研究室に所属してから学ばなければならない重要なことは、専門知識ではなく研究法ではないかと思っています。ここで言う研究法とは「自ら問いを立て、論理的に答えを導き、他人に価値をわかりやすく伝える方法」であり、 学位はこれをマスターしたらもらえる免許のようなものなのでしょう。では、研究室に配属される学部4回生にもなれば、アクセルを踏んで直進くらいできたのかと言うとそんなことはなく、研究法の基礎の基礎が身についていない自分に愕然としたのを覚えています。僕がさぼっていただけかもしれませんが、学部でしっかりと習う機会はそれほどないのが現実です(もちろんレポートなどで指導してくださる教員の方もおられると思います)。
ここでは、研究法を学ぶにあたって、大変役に立ったリンクを紹介します。
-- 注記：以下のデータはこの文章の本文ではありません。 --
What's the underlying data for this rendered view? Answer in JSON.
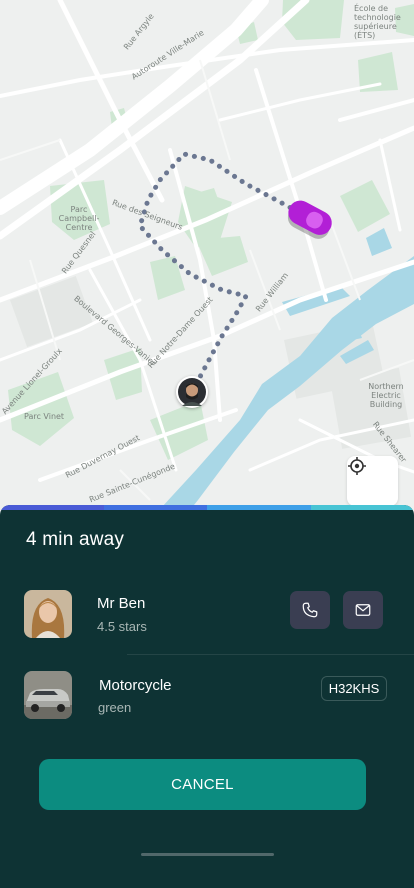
{
  "map": {
    "labels": [
      "École de technologie supérieure (ÉTS)",
      "Rue Argyle",
      "Autoroute Ville-Marie",
      "Parc Campbell-Centre",
      "Rue des Seigneurs",
      "Rue Quesnel",
      "Boulevard Georges-Vanier",
      "Rue Notre-Dame Ouest",
      "Rue William",
      "Avenue Lionel-Groulx",
      "Parc Vinet",
      "Rue Duvernay Ouest",
      "Rue Sainte-Cunégonde",
      "Northern Electric Building",
      "Rue Shearer"
    ],
    "locate_icon": "crosshair-icon"
  },
  "ride": {
    "eta": "4 min away",
    "progress_colors": [
      "#4a5bd6",
      "#3f6fe0",
      "#3ea0e8",
      "#48c4d4"
    ],
    "driver": {
      "name": "Mr Ben",
      "rating": "4.5 stars"
    },
    "vehicle": {
      "type": "Motorcycle",
      "color": "green",
      "plate": "H32KHS"
    },
    "cancel_label": "CANCEL"
  },
  "colors": {
    "sheet": "#0e3334",
    "accent": "#0c8c80",
    "car": "#b21fd6"
  }
}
いまだに見返してははっとするようなページばかりです。
研究法(Claimとは)
東京大学の暦本純一先生による、研究におけるclaimの大切さについてのスライド。自分の研究のclaimを考えるには、その研究における一番大事な主張を短い言葉でシンプルに書き下すことから始めます。これが難しい…。定期的に見直しているページの一つです。
伝わってしまうプレゼンテーション-その思考と技術-
京都大学の宮野公樹先生による、プレゼン資料の作り方についての公開講義。チャプター1だけ、YouTubeを下に貼っておきます。
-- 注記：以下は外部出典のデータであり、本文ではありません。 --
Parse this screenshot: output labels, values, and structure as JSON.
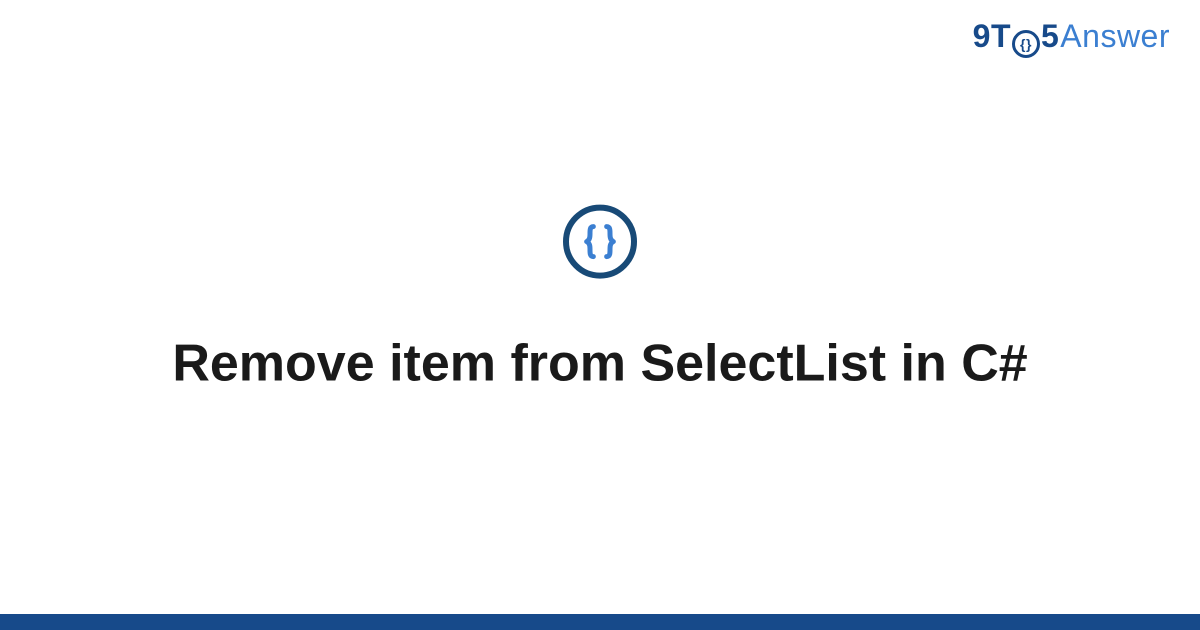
{
  "logo": {
    "part1": "9T",
    "o_inner": "{}",
    "part2": "5",
    "part3": "Answer"
  },
  "main": {
    "title": "Remove item from SelectList in C#"
  },
  "colors": {
    "brand_dark": "#174a8a",
    "brand_light": "#3b7fd1",
    "icon_border": "#184a77",
    "icon_braces": "#3b7fd1"
  }
}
宮野先生は書籍でもプレゼン資料について書かれていて、個人的には、ブルーバックスの『研究発表のためのスライドデザイン』(http://bookclub.kodansha.co.jp/product?item=0000194774)が簡潔でわかりやすいと思います。
大学研究室の歩き方講座
同じく宮野先生による、研究室での過ごし方がおもしろおかしくまとめられた冊子。研究室は、学生にとっては大学の延長ですが、実際には社会で求められる最低限のマナーがないとうまくいかないという話です。学生にとっては、研究室とはそういうものだと知ることが最初の助けになります。一方、指導する側としては、それが学生にどうやったら伝わるのか、とても難しいのではないでしょうか。
科学ライティングで憲法前文を校正する
近藤滋先生(大阪大学)による、科学ライティングについてのブログ記事。論理的でわかりやすい文章への校正作業の方法が、まさに科学ライティングで書かれています。わかりやすい文章はやはり、音読してもすらすら読めますね。近藤先生の他のブログもおもしろいものばかりです。
他のページも参考にしていた気がするのですが、失念してしまいました…。広大なインターネットにはまだまだ良いサイトがあるので、適宜更新していきます。